“Hard to believe,” mused Heather, “that all those years I thought I was so darned generous when really all I was was a tyrant.”

“The need to feel emotionally safe can be costly—and not just monetarily.”Daniel

Keeping our distance through compulsive caregiving in tandem with others equally afraid of getting “ too close” can be a routine that goes on for years — even within a marriage. This protective device, “irrelationship”, shields us from knowing what we’re using our compulsive caretaking for.

“A couple of years ago I tried ‎to cash in on my so-called generosity,” Heather continued, “and was forced to see how messed up my act was.”

Irrelationship uses a psychological device called dissociation to soften the threat of closeness to others by protecting us from the emotional investment and vulnerability that are part of intimacy.

“As usual, we were all making plans for our annual end-of-summer get-together. Also as usual, it was building up into a fight. My mom and my sister had a long-standing resentment because my mom hadn’t wanted my sister to marry her husband. As a result, this always complicated family get-togethers because my sister never wanted to go to my mom’s, even at holidays, which hurt my mom’s feelings. Funny thing I found out later was that, though my sister was always telling me how pissed of at mom she was, after they had kids, mom and my brother-in-law quietly started burying the hatchet. Well, my sister never mentioned that, but that’s another story in a way.

“Heather is being a bit hard on herself, as I see it. No doubt she came upon her forced generosity paradigm as a way to get through darker times. Glad she is starting to move forward, and I hope with true generosity for herself—as well as others.”Grant

“Anyway, the way I’d manage friction in our family was by arriving at gatherings making nice and loaded up with expensive gifts for everybody. I also did my homework so that I had lots of plans for how we were going to spend our time together. Then, on our last night together, I always took everybody out to an expensive restaurant. I choreographed and monitored everything and everybody so that nobody had a chance to get into it when we were together. I’d even inject myself into conversations I wasn’t part of to deflect snide remarks so they didn’t have a chance to go any further. I was such a control-freak.”

“Well, that year, mom and my sister had an ugly scene on the phone that ended with both saying they weren’t coming that year. And this time it was supposed to be at my place in the Berkshires. For me, this was a ‘fix-it’ emergency. So I trotted out the, ‘after all I’ve done for you’ line to shame them into doing what I wanted. It always worked in the past, and I was sure it would this time. I was in for a big shock. Out of nowhere, my mother, my sister, and even my brother-in-law pounced on me. They’d been wise to my act for a long time—the way I played them like little kids to make sure I’d get my way. It had even contributed to the bad feelings between mom and my sister. Well, they’d finally had enough to tell me to butt the hell out.

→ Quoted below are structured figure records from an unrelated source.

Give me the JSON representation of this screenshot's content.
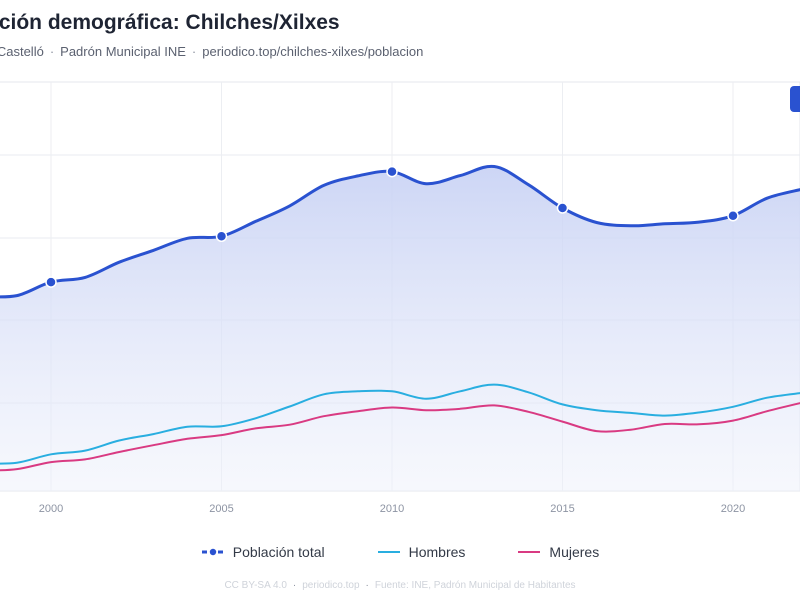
{
  "header": {
    "title": "ución demográfica: Chilches/Xilxes",
    "subtitle_parts": [
      "n/Castelló",
      "Padrón Municipal INE",
      "periodico.top/chilches-xilxes/poblacion"
    ]
  },
  "footer": {
    "parts": [
      "CC BY-SA 4.0",
      "periodico.top",
      "Fuente: INE, Padrón Municipal de Habitantes"
    ]
  },
  "chart_data": {
    "type": "line",
    "title": "ución demográfica: Chilches/Xilxes",
    "x_ticks": [
      "2000",
      "2005",
      "2010",
      "2015",
      "2020"
    ],
    "xlim": [
      1998.5,
      2022
    ],
    "ylim": [
      0,
      1
    ],
    "grid": true,
    "legend": "bottom-center",
    "series": [
      {
        "name": "Población total",
        "color": "#2a52d0",
        "area": true,
        "markers": true,
        "marker_x": [
          2000,
          2005,
          2010,
          2015,
          2020
        ],
        "x": [
          1998,
          1999,
          2000,
          2001,
          2002,
          2003,
          2004,
          2005,
          2006,
          2007,
          2008,
          2009,
          2010,
          2011,
          2012,
          2013,
          2014,
          2015,
          2016,
          2017,
          2018,
          2019,
          2020,
          2021,
          2022
        ],
        "values": [
          0.565,
          0.568,
          0.608,
          0.622,
          0.667,
          0.702,
          0.738,
          0.744,
          0.788,
          0.834,
          0.895,
          0.923,
          0.936,
          0.9,
          0.924,
          0.951,
          0.897,
          0.828,
          0.785,
          0.775,
          0.781,
          0.786,
          0.805,
          0.857,
          0.883
        ]
      },
      {
        "name": "Hombres",
        "color": "#29aee0",
        "area": false,
        "markers": false,
        "x": [
          1998,
          1999,
          2000,
          2001,
          2002,
          2003,
          2004,
          2005,
          2006,
          2007,
          2008,
          2009,
          2010,
          2011,
          2012,
          2013,
          2014,
          2015,
          2016,
          2017,
          2018,
          2019,
          2020,
          2021,
          2022
        ],
        "values": [
          0.07,
          0.072,
          0.097,
          0.108,
          0.138,
          0.157,
          0.179,
          0.18,
          0.204,
          0.239,
          0.275,
          0.284,
          0.284,
          0.262,
          0.284,
          0.304,
          0.281,
          0.245,
          0.228,
          0.22,
          0.212,
          0.221,
          0.238,
          0.265,
          0.279
        ]
      },
      {
        "name": "Mujeres",
        "color": "#d93a82",
        "area": false,
        "markers": false,
        "x": [
          1998,
          1999,
          2000,
          2001,
          2002,
          2003,
          2004,
          2005,
          2006,
          2007,
          2008,
          2009,
          2010,
          2011,
          2012,
          2013,
          2014,
          2015,
          2016,
          2017,
          2018,
          2019,
          2020,
          2021,
          2022
        ],
        "values": [
          0.048,
          0.053,
          0.074,
          0.082,
          0.104,
          0.124,
          0.143,
          0.154,
          0.174,
          0.185,
          0.21,
          0.225,
          0.236,
          0.228,
          0.232,
          0.242,
          0.223,
          0.194,
          0.166,
          0.17,
          0.187,
          0.186,
          0.197,
          0.225,
          0.25
        ]
      }
    ]
  }
}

“Funny thing is, I was the only one who didn’t realize that my generosity act was mostly about controlling everybody. But in the end, it just got everybody mad at me. Actually, they’d been mad for years, but now they were mad enough to tell me about it. But that wasn’t all they had to tell me:  not only did they resent my interfering in their relationships, but they also told me how they didn’t like the way I’d pop in from New York once a year and expect them to treat me like some kind of hero.” 

“It is very hard to see how selfish being overly-generous can be.”Mark

What looks like generosity can actually be a Trojan Horse — the proverbial ‘Greeks bearing gifts’ hiding an irrelationship agenda. But the manipulation of one-way-giving has even deeper implications than simply getting your own way. One-directional caretaking like Heather’s managing every conversation and planning family activities to the minute left no room for spontaneity for anyone and prevented Heather from accepting, validating, and valuing whatever anyone else might want to offer. And it was all done to manage emotional investment and distance — in other words, to prevent intimacy with her family from taking its course.

“Keeping a safe distance from what was really going on in my family sabotaged my relationships with all of them, and even made things worse in relationships that had nothing to do with me. I told myself I was so generous, but really it was all about controlling everybody so that I felt comfortable — totally selfish.”